The iconic Domaine Huet crafts benchmark wines in all four styles. The 2002 Domaine Huet Vouvray Brut Pétillant ($34) has quince, peach, honey, toast, and macadamia nuts on the nose; excellent minerality and acidity on the palate; and a radiant finish. (Pétillant means sparkling.) While no bargain itself, it is cheaper than many nonvintage Champagnes and better than most; it is also further testimony—as if any were needed—to the brilliance of Huet. The PhilippeForeau Domaine du Clos Naudin Vouvray Brut ($26), from another legendary estate, is also superb. It is a rich, mouth-filling wine redolent of grapefruit, peach, nuts, and honey, but what really stands out is the chalky minerality. Either of these wines is a treat.
Burgundy, whose northern tip nearly touches the extreme southern end of the Champagne appellation, also produces sparkling wines. The Louis Bouillot Crémant de Bourgogne Perle de Vin GrandeReserve Brut ($16) is made by the méthode Champenoise from two of the three grapes used for Champagne, chardonnay and pinot noir, and it does indeed quack a lot like a duck—a discount duck, anyway. It has a strong green-apple note, along with suggestions of lemon and yeast and a firm spine of acidity. There aren't layers of complexity to be peeled back here, but for good, cheap fun, you could do a lot worse.
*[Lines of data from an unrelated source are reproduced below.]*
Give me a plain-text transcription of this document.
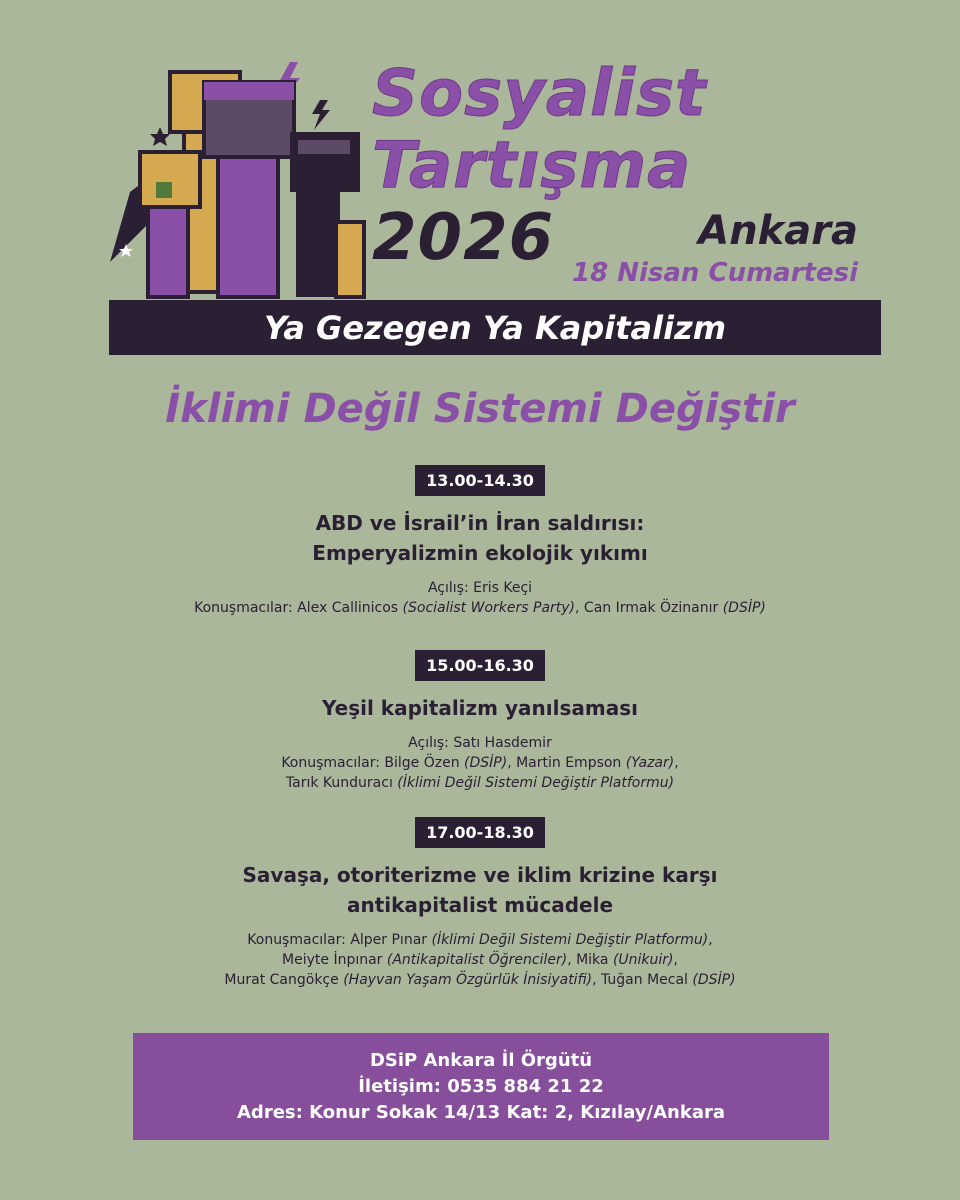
Sosyalist
Tartışma
2026	Ankara
18 Nisan Cumartesi
Ya Gezegen Ya Kapitalizm
İklimi Değil Sistemi Değiştir
13.00-14.30
ABD ve İsrail’in İran saldırısı:
Emperyalizmin ekolojik yıkımı
Açılış: Eris Keçi
Konuşmacılar: Alex Callinicos (Socialist Workers Party), Can Irmak Özinanır (DSİP)
15.00-16.30
Yeşil kapitalizm yanılsaması
Açılış: Satı Hasdemir
Konuşmacılar: Bilge Özen (DSİP), Martin Empson (Yazar),
Tarık Kunduracı (İklimi Değil Sistemi Değiştir Platformu)
17.00-18.30
Savaşa, otoriterizme ve iklim krizine karşı
antikapitalist mücadele
Konuşmacılar: Alper Pınar (İklimi Değil Sistemi Değiştir Platformu),
Meiyte İnpınar (Antikapitalist Öğrenciler), Mika (Unikuir),
Murat Cangökçe (Hayvan Yaşam Özgürlük İnisiyatifi), Tuğan Mecal (DSİP)
DSiP Ankara İl Örgütü
İletişim: 0535 884 21 22
Adres: Konur Sokak 14/13 Kat: 2, Kızılay/Ankara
If you crave something a little offbeat, another French bubbly, the Renardat-Fache Bugey Cerdon ($20), can satisfy that urge. This is a semisweet rosé made in the foothills of the Alps, roughly halfway between Lyon and Geneva. It is a blend of two red grapes—gamay (the signature variety of Beaujolais) and poulsard—and is produced by bottling the wine when it is only partially fermented. Some additional fermentation takes place in the bottle, but residual sugar remains. The result is a charming sparkler with a luxuriant cherries-and-berries bouquet, some yeasty overtones, and a plush feel in the mouth. It will pair well with most desserts but can also handle cocktail duty. Better yet, at just 7.5 percent alcohol, it is guaranteed to be a headache-free indulgence.
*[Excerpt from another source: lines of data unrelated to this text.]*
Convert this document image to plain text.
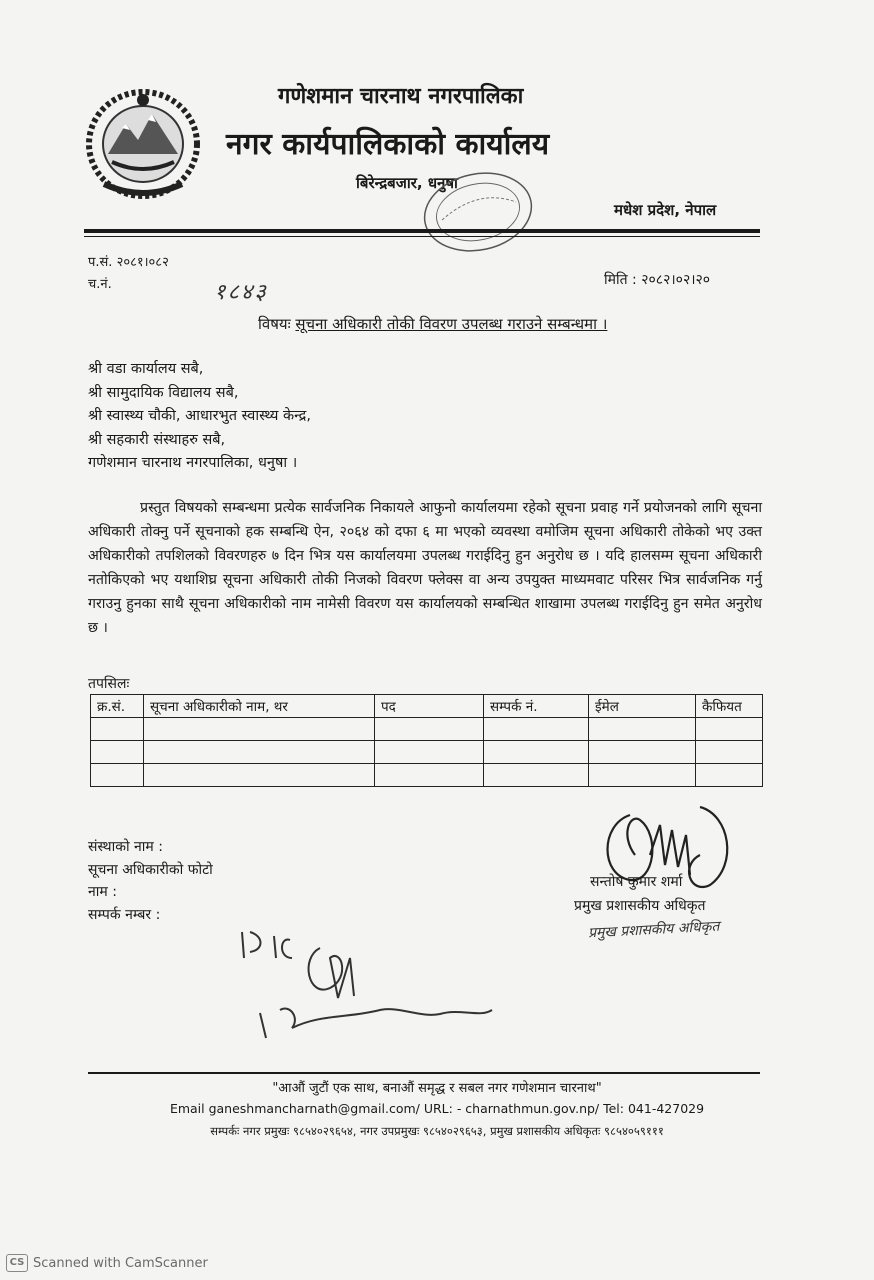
गणेशमान चारनाथ नगरपालिका
नगर कार्यपालिकाको कार्यालय
बिरेन्द्रबजार, धनुषा
मधेश प्रदेश, नेपाल
प.सं. २०८१।०८२
च.नं.	१८४३	मिति : २०८२।०२।२०
विषयः सूचना अधिकारी तोकी विवरण उपलब्ध गराउने सम्बन्धमा ।
श्री वडा कार्यालय सबै,
श्री सामुदायिक विद्यालय सबै,
श्री स्वास्थ्य चौकी, आधारभुत स्वास्थ्य केन्द्र,
श्री सहकारी संस्थाहरु सबै,
गणेशमान चारनाथ नगरपालिका, धनुषा ।
प्रस्तुत विषयको सम्बन्धमा प्रत्येक सार्वजनिक निकायले आफुनो कार्यालयमा रहेको सूचना प्रवाह गर्ने प्रयोजनको लागि सूचना अधिकारी तोक्नु पर्ने सूचनाको हक सम्बन्धि ऐन, २०६४ को दफा ६ मा भएको व्यवस्था वमोजिम सूचना अधिकारी तोकेको भए उक्त अधिकारीको तपशिलको विवरणहरु ७ दिन भित्र यस कार्यालयमा उपलब्ध गराईदिनु हुन अनुरोध छ । यदि हालसम्म सूचना अधिकारी नतोकिएको भए यथाशिघ्र सूचना अधिकारी तोकी निजको विवरण फ्लेक्स वा अन्य उपयुक्त माध्यमवाट परिसर भित्र सार्वजनिक गर्नु गराउनु हुनका साथै सूचना अधिकारीको नाम नामेसी विवरण यस कार्यालयको सम्बन्धित शाखामा उपलब्ध गराईदिनु हुन समेत अनुरोध छ ।
तपसिलः
क्र.सं.	सूचना अधिकारीको नाम, थर	पद	सम्पर्क नं.	ईमेल	कैफियत

संस्थाको नाम :
सूचना अधिकारीको फोटो
नाम :
सम्पर्क नम्बर :
सन्तोष कुमार शर्मा
प्रमुख प्रशासकीय अधिकृत
प्रमुख प्रशासकीय अधिकृत
"आऔं जुटौं एक साथ, बनाऔं समृद्ध र सबल नगर गणेशमान चारनाथ"
Email ganeshmancharnath@gmail.com/ URL: - charnathmun.gov.np/ Tel: 041-427029
सम्पर्कः नगर प्रमुखः ९८५४०२९६५४, नगर उपप्रमुखः ९८५४०२९६५३, प्रमुख प्रशासकीय अधिकृतः ९८५४०५९१११
CS Scanned with CamScanner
Lastly, a perennial recommendation: The Roederer Estate Anderson Valley Brut NV ($21), from California's Mendocino County, is consistently one of the best value bubblies on the market. It has an appealing perfume of lime, toast, yeast, and nuts, which gives way to a delectable citrus riot on the palate. With its assertive flavors and brisk acidity, the Roederer sits at the brawnier end of the spectrum, but for the quality and price, it has few equals.
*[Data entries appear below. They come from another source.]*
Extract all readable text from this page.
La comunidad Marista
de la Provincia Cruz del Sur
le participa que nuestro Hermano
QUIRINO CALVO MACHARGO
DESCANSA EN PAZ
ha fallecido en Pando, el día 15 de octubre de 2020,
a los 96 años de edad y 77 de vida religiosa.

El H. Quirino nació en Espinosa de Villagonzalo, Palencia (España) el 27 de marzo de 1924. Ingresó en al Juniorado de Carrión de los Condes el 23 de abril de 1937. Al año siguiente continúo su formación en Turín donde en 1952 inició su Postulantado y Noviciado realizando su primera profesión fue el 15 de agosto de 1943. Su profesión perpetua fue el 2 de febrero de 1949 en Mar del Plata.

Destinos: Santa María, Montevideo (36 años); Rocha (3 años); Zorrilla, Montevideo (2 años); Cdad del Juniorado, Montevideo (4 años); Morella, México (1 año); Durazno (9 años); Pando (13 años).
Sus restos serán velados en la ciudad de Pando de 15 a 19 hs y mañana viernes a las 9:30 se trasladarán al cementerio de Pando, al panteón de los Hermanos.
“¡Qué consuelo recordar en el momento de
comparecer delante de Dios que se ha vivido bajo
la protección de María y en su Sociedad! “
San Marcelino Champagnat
And if none of this has yet convinced you to make it a sparkling wine on New Year's Eve, consider the words of John Maynard Keynes, the late economist whose insights are being looked to now as a possible means of escaping our current predicament. Keynes once said that his only regret in life was that he didn't drink enough Champagne. I long ago vowed not to repeat his mistake, and while Keynes would probably agree that this is not a season for extravagance, he would surely recommend that we all have something effervescent in our glasses come midnight. Given the economic outlook, he might even prescribe heavy drinking.